People have thoughtlessly fallen
into the habit of speaking of evil as if it were a cosmic power,
as if it were co-extensive with the good and at war with it, endangering
righteousness, making heaven matter of doubt. In contrast,
goodness appears to be negative; people who are trying to
live righteously are often spoken
of with disparagement, as if they had chosen the doubtful side. Now,
life is oftentimes a warfare within the soul. But we cannot for a
moment entertain the hypothesis of failure. The structure of the spiritual
cosmos is moral. Life is for moral ends. The destructive forces of the
world are in the last analysis negative, despite all appearances. Over
against them is the supreme fact of the incarnation with its victory over
selfishness. We renew our ideals, and, by an act of faith, cross from the
negative to the positive side and ally ourselves with the powers
making for righteousness. We refuse to judge by appearances. Belief in
the moral integrity of the cosmos is, we see, essential to
victory. We are assured that the right will triumph. We identify ourselves
in spirit with it. To make this venture is to find ourselves greatly heartened.
The application of the foregoing
to daily life becomes the more plain as we realize our responsibility.

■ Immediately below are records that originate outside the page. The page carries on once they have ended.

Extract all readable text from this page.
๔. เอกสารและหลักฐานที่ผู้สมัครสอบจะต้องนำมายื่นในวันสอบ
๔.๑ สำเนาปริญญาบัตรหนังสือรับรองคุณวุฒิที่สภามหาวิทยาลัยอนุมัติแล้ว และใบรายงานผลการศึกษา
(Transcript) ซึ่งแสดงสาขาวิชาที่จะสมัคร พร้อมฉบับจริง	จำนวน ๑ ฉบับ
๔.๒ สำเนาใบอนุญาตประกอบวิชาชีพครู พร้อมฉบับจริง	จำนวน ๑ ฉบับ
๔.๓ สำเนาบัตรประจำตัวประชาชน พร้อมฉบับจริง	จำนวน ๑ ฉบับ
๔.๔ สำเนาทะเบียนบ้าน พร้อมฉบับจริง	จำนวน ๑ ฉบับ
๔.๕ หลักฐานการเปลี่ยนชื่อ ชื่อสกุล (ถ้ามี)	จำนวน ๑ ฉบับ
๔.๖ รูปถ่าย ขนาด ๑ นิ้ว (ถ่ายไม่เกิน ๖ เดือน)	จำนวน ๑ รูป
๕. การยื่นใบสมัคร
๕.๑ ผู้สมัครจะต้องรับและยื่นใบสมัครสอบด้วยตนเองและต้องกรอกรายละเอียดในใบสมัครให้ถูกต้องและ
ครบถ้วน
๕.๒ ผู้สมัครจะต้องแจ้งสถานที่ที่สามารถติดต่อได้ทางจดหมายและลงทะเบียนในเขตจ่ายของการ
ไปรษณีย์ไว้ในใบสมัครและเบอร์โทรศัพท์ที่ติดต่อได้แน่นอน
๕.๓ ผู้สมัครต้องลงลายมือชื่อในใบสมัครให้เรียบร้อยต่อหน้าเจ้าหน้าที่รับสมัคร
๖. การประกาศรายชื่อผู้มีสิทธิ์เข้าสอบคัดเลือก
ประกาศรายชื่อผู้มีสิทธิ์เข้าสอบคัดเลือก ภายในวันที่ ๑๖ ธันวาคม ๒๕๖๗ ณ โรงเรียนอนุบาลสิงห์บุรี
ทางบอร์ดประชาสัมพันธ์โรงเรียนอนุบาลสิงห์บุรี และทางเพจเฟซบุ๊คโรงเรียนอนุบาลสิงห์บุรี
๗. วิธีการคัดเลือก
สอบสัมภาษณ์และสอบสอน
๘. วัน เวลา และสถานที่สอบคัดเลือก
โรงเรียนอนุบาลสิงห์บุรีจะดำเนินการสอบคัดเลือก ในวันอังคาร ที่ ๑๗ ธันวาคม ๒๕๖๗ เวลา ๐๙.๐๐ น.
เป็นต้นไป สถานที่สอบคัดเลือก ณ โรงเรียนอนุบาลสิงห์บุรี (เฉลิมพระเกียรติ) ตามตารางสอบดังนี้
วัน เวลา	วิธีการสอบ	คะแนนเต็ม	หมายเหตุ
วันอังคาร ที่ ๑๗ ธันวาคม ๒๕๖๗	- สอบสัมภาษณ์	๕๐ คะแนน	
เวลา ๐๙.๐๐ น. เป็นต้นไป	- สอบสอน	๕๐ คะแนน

Simply to think the matter out, is to make headway. By every constructive
thought, we help. By every aspiration in love to the Lord, we put ourselves
in line with forces able to resist the negative element in us, to overcome
the destructive forces. We realize how true is the statement that man is
held in equilibrium between the two groups of forces until he makes the
choice. Moral choice is an affirmative. By making it, we put ourselves
in line with any number of fortunate consequences. This is where we have
the greatest power, in this ability to shift the emphasis, to turn from
doubt to willingness to believe, from hate to love, and so on through an
almost endless series of contrasts.
The dependence of the human
upon the divine is seen at every stage. "Lord, I believe; help thou
mine unbelief." I do not wholly see. Oftentimes I am very uncertain.
I do not know how my wants are to be provided for tomorrow or next year.
But there is work on hand for today. Let me act in full faith now. What
now seems impossible will prove perfectly possible when the
right time comes. I need not
hesitate to cultivate and use my powers to the full. Every power is good
in its place. The whole of our earthly life is a venture in behalf of faith,
to find out what actions are in line with the divine providence and hence
are constructive, what ones spring from our self-love and so are destructive.
The divine is with us to build us into houses not divided against themselves,
to quicken us to serve one Master, one Lord; to guide
us into the affirmative, out of all these weaknesses
which cause our misery and our discontent. Although we see this great truth
only in part and still in a glass darkly, we may declare that we believe.
"Lord, I believe; help thou mine unbelief."